Kazanmak için ‘Gönül’ gerek
Ricardo Quaresma ve Burak Yılmaz’ın cezalı olduğu maçta, Şenol Güneş santraforda Güven Yalçın’a güvendi. Onun dışında yeni transferleri Shiji Kagawa ve genç Muhayer Oktay kulübedeydi. Domagoj Vida’nın cezasının bitmesiyle savunmasını yeni transfer İsimat Mirinli haline döndüren Güneş, Medel’in yerine Attiba Hutchinson’u tercih etmişti.
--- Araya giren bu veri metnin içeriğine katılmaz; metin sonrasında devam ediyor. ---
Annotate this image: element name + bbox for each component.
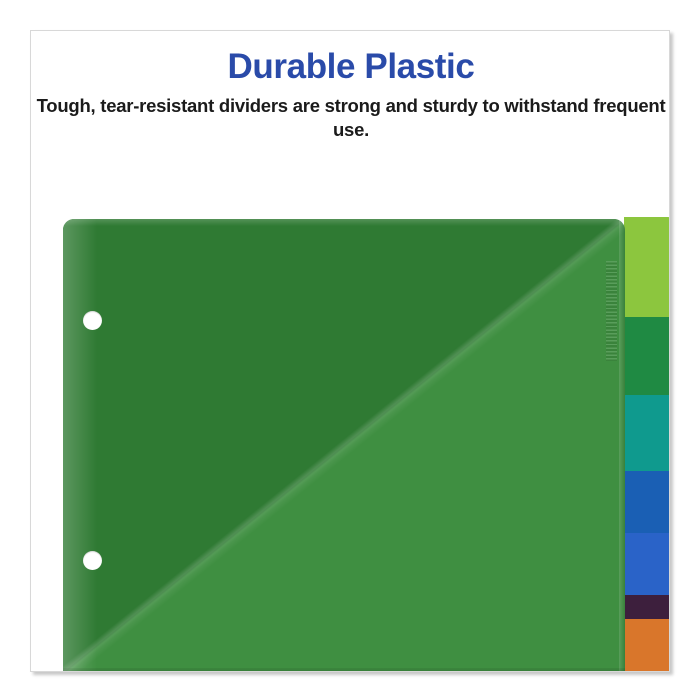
tab-bright-blue — [624, 533, 670, 595]
binder-hole-top — [83, 311, 102, 330]
tab-blue — [624, 471, 670, 533]
pocket-bottom-seam — [63, 668, 625, 672]
tab-orange — [624, 619, 670, 672]
headline-block: Durable Plastic Tough, tear-resistant di… — [31, 47, 670, 142]
product-feature-card: Durable Plastic Tough, tear-resistant di… — [30, 30, 670, 672]
divider-sheet — [63, 219, 625, 672]
tab-light-green — [624, 217, 670, 317]
tab-purple — [624, 595, 670, 619]
divider-product-image — [63, 189, 670, 672]
sheet-left-sheen — [63, 219, 97, 672]
flap-top-edge — [63, 219, 625, 226]
pocket-fold-highlight — [63, 219, 625, 672]
binder-hole-bottom — [83, 551, 102, 570]
page-title: Durable Plastic — [31, 47, 670, 86]
page-subtitle: Tough, tear-resistant dividers are stron… — [31, 94, 670, 141]
tab-teal — [624, 395, 670, 471]
binding-texture-strip — [606, 261, 617, 361]
sheet-right-seam — [619, 219, 625, 672]
tab-green — [624, 317, 670, 395]
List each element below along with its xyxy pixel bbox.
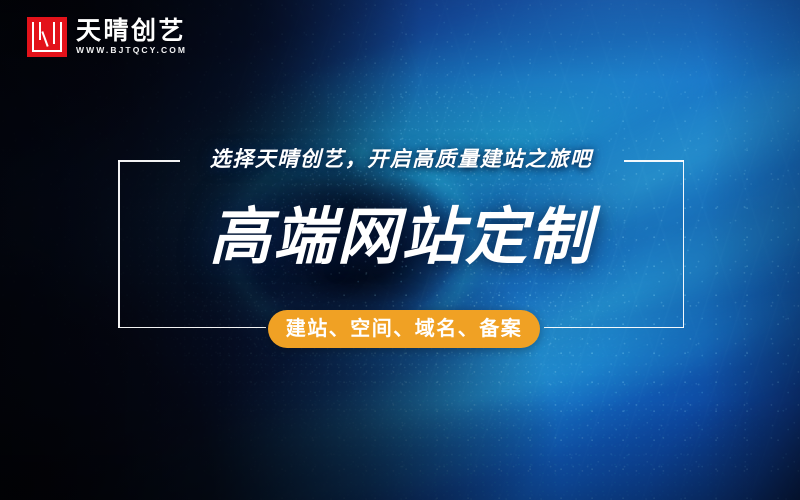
brand-url: WWW.BJTQCY.COM: [76, 46, 187, 55]
monogram-frame-shape: [32, 22, 62, 52]
brand-logo[interactable]: 天晴创艺 WWW.BJTQCY.COM: [27, 17, 187, 57]
monogram-right-stroke: [53, 22, 55, 44]
cta-services-pill[interactable]: 建站、空间、域名、备案: [268, 310, 540, 348]
cta-services-label: 建站、空间、域名、备案: [286, 319, 523, 339]
hero-headline: 高端网站定制: [118, 202, 684, 274]
brand-name: 天晴创艺: [76, 19, 187, 44]
promo-banner: 天晴创艺 WWW.BJTQCY.COM 选择天晴创艺，开启高质量建站之旅吧 高端…: [0, 0, 800, 500]
tianqing-monogram-icon: [27, 17, 67, 57]
frame-border-bottom-left: [118, 327, 266, 329]
hero-frame: 选择天晴创艺，开启高质量建站之旅吧 高端网站定制 建站、空间、域名、备案: [118, 160, 684, 328]
frame-border-bottom-right: [544, 327, 684, 329]
hero-tagline: 选择天晴创艺，开启高质量建站之旅吧: [118, 146, 684, 174]
brand-logo-text: 天晴创艺 WWW.BJTQCY.COM: [76, 19, 187, 55]
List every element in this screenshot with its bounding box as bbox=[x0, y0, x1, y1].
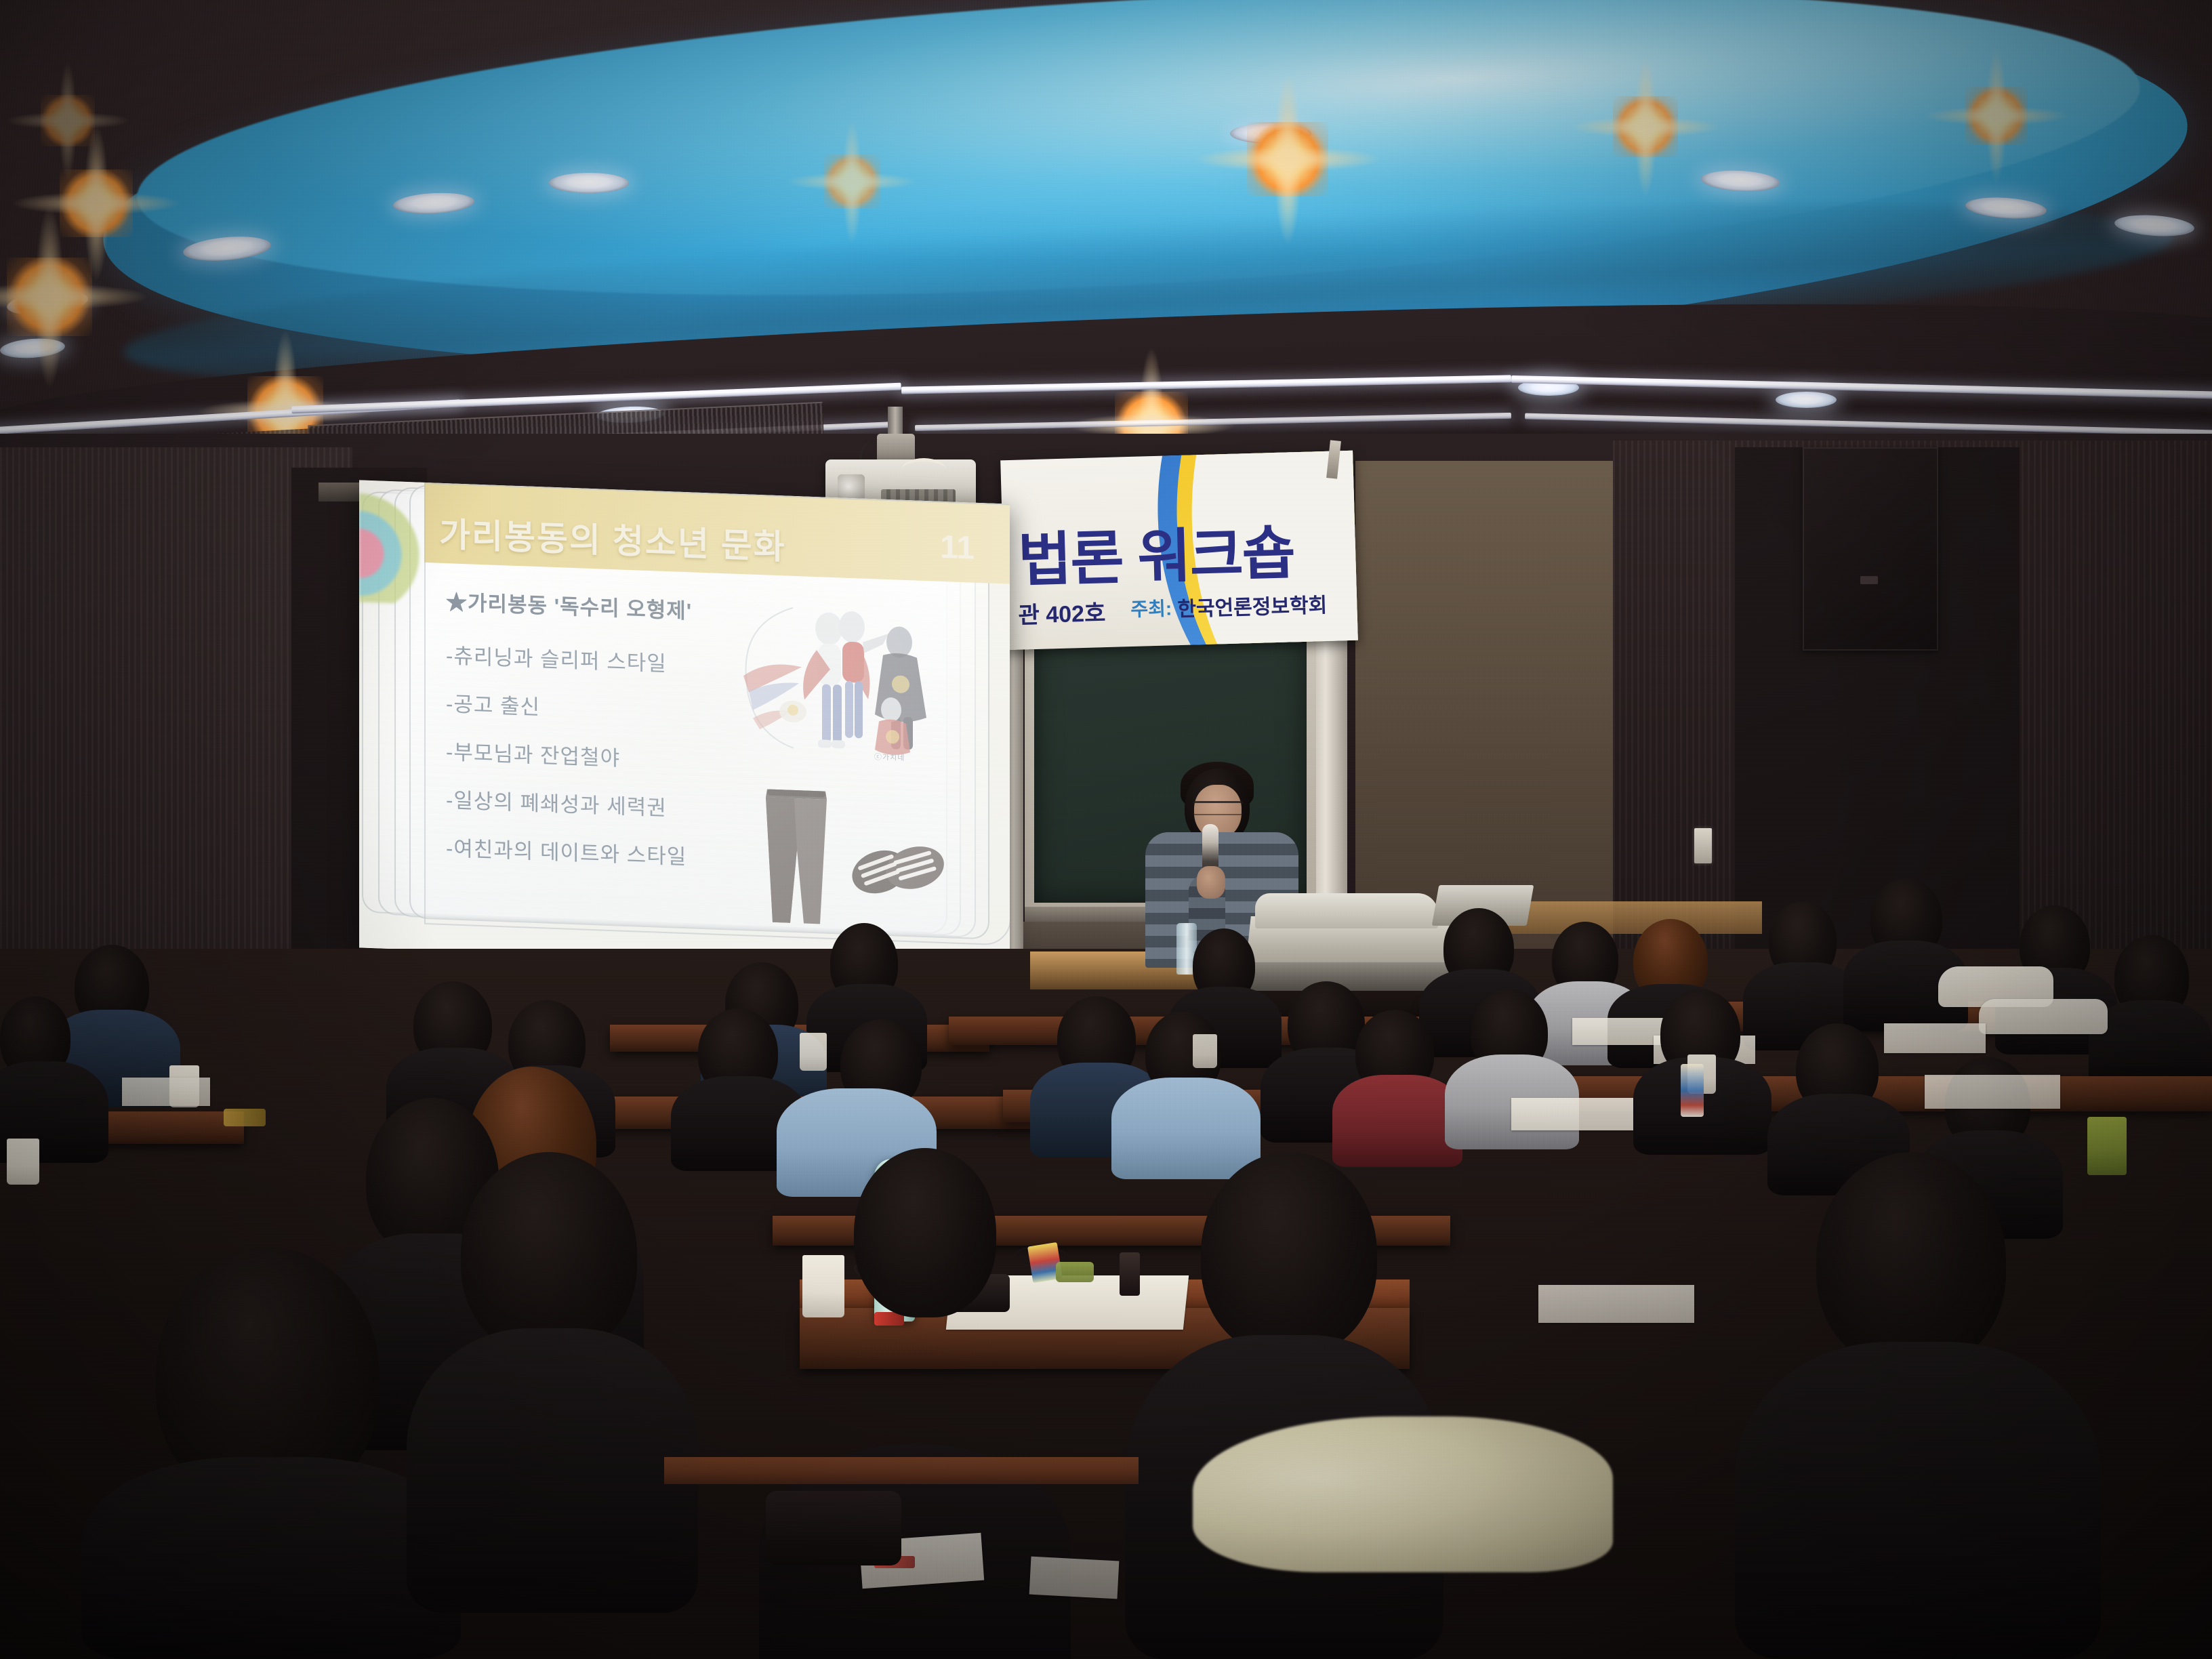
slide-bullet: -여친과의 데이트와 스타일 bbox=[446, 831, 798, 874]
handout-papers bbox=[1029, 1557, 1120, 1599]
glasses-icon bbox=[1193, 801, 1243, 815]
shearling-fur-collar bbox=[1193, 1416, 1613, 1572]
downlight-warm-icon bbox=[41, 95, 95, 146]
presentation-slide: 가리봉동의 청소년 문화 11 ★가리봉동 '독수리 오형제' -츄리닝과 슬리… bbox=[359, 480, 1010, 971]
speaker-logo bbox=[1860, 576, 1878, 584]
handout-papers bbox=[1884, 1023, 1986, 1053]
slide-page-number: 11 bbox=[940, 529, 975, 567]
snack-package bbox=[1056, 1262, 1094, 1282]
handout-papers bbox=[1538, 1285, 1694, 1323]
wall-speaker-icon bbox=[1803, 447, 1938, 651]
paper-cup bbox=[802, 1255, 844, 1317]
audience-body-foreground bbox=[1735, 1342, 2101, 1659]
bag bbox=[766, 1491, 901, 1565]
handout-papers bbox=[122, 1078, 210, 1106]
dark-pouch bbox=[1120, 1252, 1140, 1296]
lectern-top bbox=[1255, 893, 1438, 928]
lecture-hall-photo: 법론 워크숍 관 402호 주최: 한국언론정보학회 가리봉동의 청소년 문화 … bbox=[0, 0, 2212, 1659]
downlight-warm-icon bbox=[1965, 87, 2028, 145]
projection-screen: 가리봉동의 청소년 문화 11 ★가리봉동 '독수리 오형제' -츄리닝과 슬리… bbox=[359, 480, 1010, 971]
banner-host-organization: 한국언론정보학회 bbox=[1177, 588, 1328, 622]
paper-cup bbox=[800, 1033, 827, 1071]
downlight-warm-icon bbox=[1247, 122, 1328, 197]
banner-room-number: 관 402호 bbox=[1018, 594, 1106, 630]
downlight-warm-icon bbox=[1613, 96, 1678, 157]
handout-papers bbox=[1979, 999, 2108, 1034]
striped-slippers-image bbox=[847, 823, 949, 916]
banner-host-label: 주최: bbox=[1130, 594, 1172, 622]
snack-package bbox=[1681, 1064, 1704, 1117]
gatchaman-characters-image bbox=[729, 595, 932, 772]
audience-body-foreground bbox=[81, 1457, 461, 1659]
banner-title: 법론 워크숍 bbox=[1017, 505, 1295, 597]
grey-track-pants-image bbox=[752, 786, 840, 935]
presenter-hand bbox=[1197, 866, 1225, 899]
downlight-warm-icon bbox=[7, 258, 92, 336]
event-banner: 법론 워크숍 관 402호 주최: 한국언론정보학회 bbox=[1000, 451, 1358, 650]
audience-body-foreground bbox=[407, 1328, 698, 1613]
audience-head bbox=[854, 1148, 996, 1317]
light-switch-icon[interactable] bbox=[1694, 828, 1712, 863]
slide-bullet: -일상의 폐쇄성과 세력권 bbox=[446, 783, 798, 826]
handout-papers bbox=[1511, 1098, 1633, 1130]
audience-body-blue-shirt bbox=[1111, 1078, 1261, 1179]
audience-head-foreground bbox=[1816, 1152, 2006, 1369]
audience-body-red-scarf bbox=[1332, 1075, 1462, 1167]
projection-screen-housing bbox=[319, 483, 359, 501]
snack-package bbox=[224, 1109, 266, 1126]
handout-papers bbox=[1925, 1075, 2060, 1109]
downlight-white-icon bbox=[1776, 392, 1837, 408]
downlight-white-icon bbox=[549, 173, 629, 193]
audience-head-foreground bbox=[461, 1152, 637, 1355]
handout-papers bbox=[1572, 1018, 1667, 1045]
paper-cup bbox=[1193, 1034, 1217, 1068]
projector-cable bbox=[901, 458, 946, 482]
paper-cup bbox=[7, 1139, 39, 1185]
green-travel-tumbler bbox=[2087, 1117, 2127, 1175]
downlight-warm-icon bbox=[823, 155, 880, 209]
desk-row-front bbox=[664, 1457, 1139, 1484]
audience-head-foreground bbox=[1201, 1152, 1377, 1355]
slide-image-credit: ⓒ가치네 bbox=[874, 751, 905, 763]
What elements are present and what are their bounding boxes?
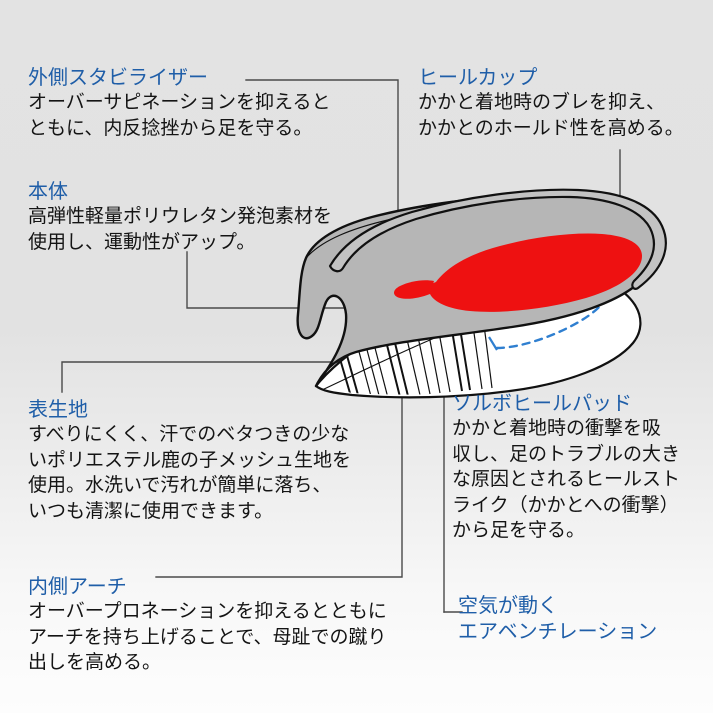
callout-body: 本体 高弾性軽量ポリウレタン発泡素材を 使用し、運動性がアップ。 bbox=[28, 178, 332, 255]
callout-stabilizer-line-2: ともに、内反捻挫から足を守る。 bbox=[28, 116, 330, 142]
callout-heelpad-line-5: から足を守る。 bbox=[452, 518, 680, 544]
callout-arch: 内側アーチ オーバープロネーションを抑えるとともに アーチを持ち上げることで、母… bbox=[28, 573, 387, 676]
callout-arch-line-2: アーチを持ち上げることで、母趾での蹴り bbox=[28, 625, 387, 651]
callout-surface: 表生地 すべりにくく、汗でのベタつきの少な いポリエステル鹿の子メッシュ生地を … bbox=[28, 396, 351, 524]
callout-stabilizer-title: 外側スタビライザー bbox=[28, 64, 330, 90]
leader-surface bbox=[62, 362, 345, 392]
callout-stabilizer: 外側スタビライザー オーバーサピネーションを抑えると ともに、内反捻挫から足を守… bbox=[28, 64, 330, 141]
diagram-canvas: 外側スタビライザー オーバーサピネーションを抑えると ともに、内反捻挫から足を守… bbox=[0, 0, 713, 713]
callout-body-line-2: 使用し、運動性がアップ。 bbox=[28, 230, 332, 256]
callout-ventilation-title: 空気が動く エアベンチレーション bbox=[458, 592, 657, 644]
callout-arch-line-3: 出しを高める。 bbox=[28, 650, 387, 676]
callout-surface-title: 表生地 bbox=[28, 396, 351, 422]
callout-heelpad-line-4: ライク（かかとへの衝撃） bbox=[452, 493, 680, 519]
callout-surface-line-2: いポリエステル鹿の子メッシュ生地を bbox=[28, 448, 351, 474]
callout-arch-line-1: オーバープロネーションを抑えるとともに bbox=[28, 599, 387, 625]
callout-arch-title: 内側アーチ bbox=[28, 573, 387, 599]
callout-heelpad-line-1: かかと着地時の衝撃を吸 bbox=[452, 416, 680, 442]
callout-heelcup-title: ヒールカップ bbox=[418, 64, 684, 90]
callout-heelpad-title: ソルボヒールパッド bbox=[452, 390, 680, 416]
callout-surface-line-1: すべりにくく、汗でのベタつきの少な bbox=[28, 422, 351, 448]
callout-heelcup-line-1: かかと着地時のブレを抑え、 bbox=[418, 90, 684, 116]
callout-ventilation: 空気が動く エアベンチレーション bbox=[458, 592, 657, 644]
callout-heelpad-line-2: 収し、足のトラブルの大き bbox=[452, 442, 680, 468]
callout-surface-line-3: 使用。水洗いで汚れが簡単に落ち、 bbox=[28, 473, 351, 499]
callout-body-line-1: 高弾性軽量ポリウレタン発泡素材を bbox=[28, 204, 332, 230]
callout-stabilizer-line-1: オーバーサピネーションを抑えると bbox=[28, 90, 330, 116]
callout-heelcup-line-2: かかとのホールド性を高める。 bbox=[418, 116, 684, 142]
callout-heelpad-line-3: な原因とされるヒールスト bbox=[452, 467, 680, 493]
callout-heelpad: ソルボヒールパッド かかと着地時の衝撃を吸 収し、足のトラブルの大き な原因とさ… bbox=[452, 390, 680, 544]
callout-heelcup: ヒールカップ かかと着地時のブレを抑え、 かかとのホールド性を高める。 bbox=[418, 64, 684, 141]
callout-surface-line-4: いつも清潔に使用できます。 bbox=[28, 499, 351, 525]
callout-body-title: 本体 bbox=[28, 178, 332, 204]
Deplasmanda Bursaspor’u yendikten sonra, dört haftadır galibiyet alamayan, bırakın kazanmayı gol atamayan Antalyaspor, ilk yarıda deplasmanda yendiği rakibini, bu kez evinde yenmek için sahaya çıkmıştı. Maç başladığında Beşiktaş ezberlediğini oynamak istedi, ancak, karşısında dirençli bir savunma kurgusu buldu. Ev sahibi takım, savunmaya orta alandan başlayarak, rakibinin pas bağlantısını kesmeye çalışıyordu. Bunda da başarılı oldu. Orta alandaki karşılıklı direnç, gol pozisyonu olmasa bile mücadele açısından izlenir bir maç çıkarttı ortaya. Gol duran toplara ya da rakibin yapacağı dikkatsizliklere kaldı. Gökhan Gönül’ün, Lens’ten gelen kayıp bir topa yaptığı atak, kaleci Boffin’in gereksiz çıkışı beklenen hataydı. Bülent Yıldırım, penaltıyı acele etmeden, VAR haberiyle verdi. Adem Ljajic, kullandı. Boffin hatasını telafi edecekti ki, Güven Yalçın Boffin’in çeldiği topu ağlara gönderdi. Hakem Yıldırım, penaltıyı tekrarlattı. Adem Ljajic bu kez çıkartılmaz noktaya vurdu. Gökhan Gönül’ün taktik dışı atağı, futbol sahalarında ders olacak örneklerin yaşanmasını ve Beşiktaş’ın öne geçmesini sağladı. Sonrasında gol kısırlığı yaşayan Antalyaspor, sıkıntılı bir sürece girdi. Beşiktaş da, fırsatı kaçırmadı.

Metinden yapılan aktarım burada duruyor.